NREL / foundational-industry-energy-data

The Foundational Industry Energy Dataset (FIED) is a unit-level characterization of energy use in the U.S. industrial sector.
https://nrel.github.io/foundational-industry-energy-data/
2 stars 0 forks source link

Investigate and fix rogue GHG estimates #10

Closed calmc closed 3 weeks ago

calmc commented 1 month ago

There are instances where the FIED reports NEI-related GHG emissions, but not associated NEI-related energy estimates. It isn't clear where these data are coming from, if they're calculated or being pulled directly from the underlying NEI data. The GHG estimates are also way too large.

Here's an example of the issue for units in California (but note that the issue may not be limited to California facilities): image

calmc commented 3 weeks ago

This bug was traced back to the check_estimates method. This method flags the NEI-derived energy values that exceed the maximum energy value derived from industrial facilities reporting to the 2017 GHGRP (~7.924e10 MJ). As written, the method was first removing all energy estimates for a unit with any derived energy value above the GHGRP max. These units were then populated by secondary estimates calculated using the unit's maximum design capacity (if available), or using the minimum derived energy estimate (assuming it was less that the max GHGRP value). Not all units were covered by these approaches, however, and the final dataset left these as NaNs. Additionally, the method was not re-adjusting the GHG estimates, many of which are calculated using the original derived energy values.

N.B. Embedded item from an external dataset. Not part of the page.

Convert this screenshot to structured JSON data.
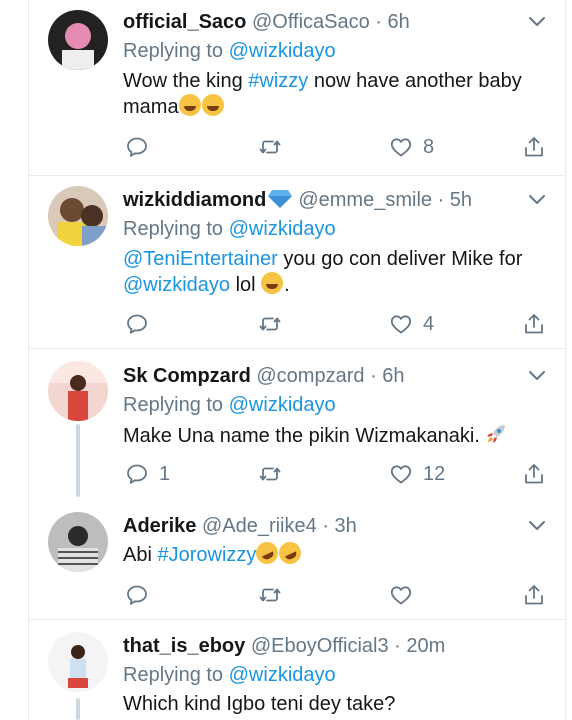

The recommendation is to stop using the check_estimates method and focus attention on the emissions factors (or other aspects of the reported NEI data) that may be the source of such large derived energy values. Problems with the underlying data should be caught earlier in the calculation process and addressed before they are spread to other results (e.g., GHG estimates).

Although there are only 537 units (corresponding to 165 facilities) flagged for their excessive derived energy values, they do have an outsized effect on not only aggregated energy and GHG emissions values, but also confidence in the approach and final estimates themselves.